County officials have already spent $27.1 million on the system for hardware and services -- $22.1 million to Motorola.
In addition, the county spent $3 million to build a new 911 communications center in the County Courts Building and to construct a series of eight radio towers throughout the county.
"We intend to cooperate with Motorola," said Robey.
A number of the features of the new system, such as the on-board computers, high-band radios and Automatic Vehicle Locator, or AVL, have been functioning since last year, but the entire package has yet to be fully integrated, according to Robey and Day.
The software that would guide these different functions contains "millions of lines of code," said Day, and bugs within the program remain. He blamed a subcontractor who wrote the software for not following the proper test procedures when checking out the system.
Now, said Day, Motorola has brought in its own people to test the software and work out the bugs.
The software in question runs the Computer Assisted Dispatch, or CAD, system, the brainpower and data banks that Day described as the "glue that holds everything together."

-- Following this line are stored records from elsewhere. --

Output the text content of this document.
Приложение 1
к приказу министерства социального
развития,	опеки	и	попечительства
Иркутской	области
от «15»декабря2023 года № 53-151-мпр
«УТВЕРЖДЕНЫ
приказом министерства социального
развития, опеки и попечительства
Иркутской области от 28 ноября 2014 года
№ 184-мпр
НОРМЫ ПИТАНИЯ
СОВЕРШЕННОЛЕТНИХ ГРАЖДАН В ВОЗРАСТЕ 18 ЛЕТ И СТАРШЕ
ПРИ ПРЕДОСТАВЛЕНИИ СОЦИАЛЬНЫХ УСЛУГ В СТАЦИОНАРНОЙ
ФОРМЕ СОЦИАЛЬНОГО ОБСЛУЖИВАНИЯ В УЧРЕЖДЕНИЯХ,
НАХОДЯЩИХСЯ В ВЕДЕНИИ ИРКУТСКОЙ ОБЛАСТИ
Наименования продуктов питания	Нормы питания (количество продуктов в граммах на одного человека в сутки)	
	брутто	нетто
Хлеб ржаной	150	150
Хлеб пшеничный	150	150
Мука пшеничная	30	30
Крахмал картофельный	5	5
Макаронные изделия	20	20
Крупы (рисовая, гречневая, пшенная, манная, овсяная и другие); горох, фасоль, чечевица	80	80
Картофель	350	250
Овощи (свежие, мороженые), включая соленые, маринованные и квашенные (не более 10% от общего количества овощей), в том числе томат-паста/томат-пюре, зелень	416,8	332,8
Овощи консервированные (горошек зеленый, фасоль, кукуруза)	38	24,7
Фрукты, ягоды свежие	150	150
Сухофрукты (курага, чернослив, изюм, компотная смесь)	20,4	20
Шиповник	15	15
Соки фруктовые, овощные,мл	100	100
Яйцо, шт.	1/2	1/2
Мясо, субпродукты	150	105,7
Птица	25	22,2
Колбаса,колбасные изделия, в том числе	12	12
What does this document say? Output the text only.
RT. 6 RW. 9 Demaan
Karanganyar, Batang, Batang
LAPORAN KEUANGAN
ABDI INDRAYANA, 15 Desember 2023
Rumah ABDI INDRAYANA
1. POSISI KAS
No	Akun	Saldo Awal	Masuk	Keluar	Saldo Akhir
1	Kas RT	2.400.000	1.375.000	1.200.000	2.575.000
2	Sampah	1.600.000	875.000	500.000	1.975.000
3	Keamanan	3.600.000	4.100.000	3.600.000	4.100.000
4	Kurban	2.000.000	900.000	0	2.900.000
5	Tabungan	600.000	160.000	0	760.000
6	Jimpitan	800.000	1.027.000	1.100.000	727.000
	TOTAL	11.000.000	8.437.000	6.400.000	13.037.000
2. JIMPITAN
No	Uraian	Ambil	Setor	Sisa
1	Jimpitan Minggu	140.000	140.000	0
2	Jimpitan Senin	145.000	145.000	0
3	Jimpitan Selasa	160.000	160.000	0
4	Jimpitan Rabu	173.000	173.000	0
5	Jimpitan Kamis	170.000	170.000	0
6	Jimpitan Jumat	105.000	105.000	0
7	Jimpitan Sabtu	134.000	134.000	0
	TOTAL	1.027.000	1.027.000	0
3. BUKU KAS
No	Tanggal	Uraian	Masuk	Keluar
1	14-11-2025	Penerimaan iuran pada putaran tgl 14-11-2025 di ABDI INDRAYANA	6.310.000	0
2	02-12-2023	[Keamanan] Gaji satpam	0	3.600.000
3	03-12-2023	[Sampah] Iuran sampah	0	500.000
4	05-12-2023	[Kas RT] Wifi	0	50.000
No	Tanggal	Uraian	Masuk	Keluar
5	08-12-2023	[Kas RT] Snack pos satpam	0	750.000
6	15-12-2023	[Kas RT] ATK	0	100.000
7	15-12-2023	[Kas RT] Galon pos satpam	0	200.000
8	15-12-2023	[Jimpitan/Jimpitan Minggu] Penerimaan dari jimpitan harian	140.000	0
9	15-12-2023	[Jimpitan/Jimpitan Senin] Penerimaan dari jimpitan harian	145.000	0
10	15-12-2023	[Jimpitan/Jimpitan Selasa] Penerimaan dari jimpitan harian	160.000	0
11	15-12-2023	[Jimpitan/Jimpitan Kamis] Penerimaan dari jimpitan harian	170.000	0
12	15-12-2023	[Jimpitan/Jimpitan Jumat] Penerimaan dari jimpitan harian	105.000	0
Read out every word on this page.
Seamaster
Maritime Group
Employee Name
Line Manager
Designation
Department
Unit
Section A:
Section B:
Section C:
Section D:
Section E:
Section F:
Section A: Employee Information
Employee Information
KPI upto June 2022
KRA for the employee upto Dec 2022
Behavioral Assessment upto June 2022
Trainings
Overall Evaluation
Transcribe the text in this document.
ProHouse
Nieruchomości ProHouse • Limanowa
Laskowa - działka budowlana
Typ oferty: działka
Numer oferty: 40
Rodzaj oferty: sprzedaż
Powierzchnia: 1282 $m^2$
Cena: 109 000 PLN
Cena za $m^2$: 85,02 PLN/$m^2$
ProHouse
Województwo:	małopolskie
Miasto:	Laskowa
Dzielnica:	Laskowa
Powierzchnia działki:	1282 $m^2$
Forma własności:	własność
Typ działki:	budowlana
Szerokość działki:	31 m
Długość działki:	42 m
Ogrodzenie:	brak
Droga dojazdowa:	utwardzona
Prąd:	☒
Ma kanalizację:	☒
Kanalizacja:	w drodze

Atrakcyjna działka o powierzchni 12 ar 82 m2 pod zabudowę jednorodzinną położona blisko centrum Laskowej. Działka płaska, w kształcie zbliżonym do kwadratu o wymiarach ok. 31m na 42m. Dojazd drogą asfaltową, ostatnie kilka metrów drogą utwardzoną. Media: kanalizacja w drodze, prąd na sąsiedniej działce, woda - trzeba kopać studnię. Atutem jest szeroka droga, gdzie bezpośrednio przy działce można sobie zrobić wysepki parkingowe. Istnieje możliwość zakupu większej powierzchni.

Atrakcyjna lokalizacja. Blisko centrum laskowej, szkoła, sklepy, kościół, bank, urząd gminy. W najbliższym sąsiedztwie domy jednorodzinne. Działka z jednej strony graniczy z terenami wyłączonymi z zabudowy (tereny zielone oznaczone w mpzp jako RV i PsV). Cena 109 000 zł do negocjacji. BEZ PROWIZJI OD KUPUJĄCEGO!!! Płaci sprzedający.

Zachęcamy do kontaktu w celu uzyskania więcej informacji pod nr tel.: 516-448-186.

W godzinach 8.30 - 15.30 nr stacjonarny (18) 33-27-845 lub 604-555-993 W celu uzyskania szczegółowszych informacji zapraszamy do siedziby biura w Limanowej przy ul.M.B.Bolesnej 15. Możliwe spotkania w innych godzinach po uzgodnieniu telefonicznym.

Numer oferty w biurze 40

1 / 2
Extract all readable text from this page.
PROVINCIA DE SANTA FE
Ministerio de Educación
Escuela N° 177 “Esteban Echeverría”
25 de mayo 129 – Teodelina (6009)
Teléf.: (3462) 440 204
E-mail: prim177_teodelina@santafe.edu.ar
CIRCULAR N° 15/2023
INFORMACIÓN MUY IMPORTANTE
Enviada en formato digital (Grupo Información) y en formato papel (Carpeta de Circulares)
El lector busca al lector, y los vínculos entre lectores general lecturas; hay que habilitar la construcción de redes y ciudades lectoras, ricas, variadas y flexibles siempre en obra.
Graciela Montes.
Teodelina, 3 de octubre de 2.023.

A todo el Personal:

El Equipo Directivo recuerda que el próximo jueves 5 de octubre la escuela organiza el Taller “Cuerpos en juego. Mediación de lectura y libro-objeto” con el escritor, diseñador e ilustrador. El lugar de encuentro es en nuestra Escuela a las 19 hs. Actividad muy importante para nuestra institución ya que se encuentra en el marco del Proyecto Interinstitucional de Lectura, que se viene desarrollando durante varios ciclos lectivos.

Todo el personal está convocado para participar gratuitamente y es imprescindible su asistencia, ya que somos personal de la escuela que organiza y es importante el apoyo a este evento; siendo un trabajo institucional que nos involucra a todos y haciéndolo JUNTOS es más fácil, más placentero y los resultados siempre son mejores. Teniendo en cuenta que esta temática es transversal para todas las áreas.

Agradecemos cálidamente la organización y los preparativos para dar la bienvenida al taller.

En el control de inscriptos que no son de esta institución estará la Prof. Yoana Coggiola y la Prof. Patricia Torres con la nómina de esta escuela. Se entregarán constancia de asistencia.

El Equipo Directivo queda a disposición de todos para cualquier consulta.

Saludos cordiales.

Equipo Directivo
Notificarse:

Although police and fire officials were hoping to upgrade their patchwork, low-band communications system as far back as 1984, it was the January 1987 Amtrak train accident in Chase that prompted the then newly elected county executive, Dennis F. Rasmussen, to push for the upgrade.
Sixteen people died after a high-speed Amtrak passenger train slammed into a Conrail freight train that had rolled through a switch. During the rescue efforts, police and fire officials could not communicate with one another.
County voters approved a $10 million bond issue in the November 1986 election and Rasmussen -- pressured by the Federal Communications Commission to use or lose its 20 800 megahertz channels -- borrowed another $18 million to pay for it.
Robey said the agreement calls for "penalties" if Motorola fails to meet the new deadlines. As to the nature of the penalties, he said "that is still being negotiated."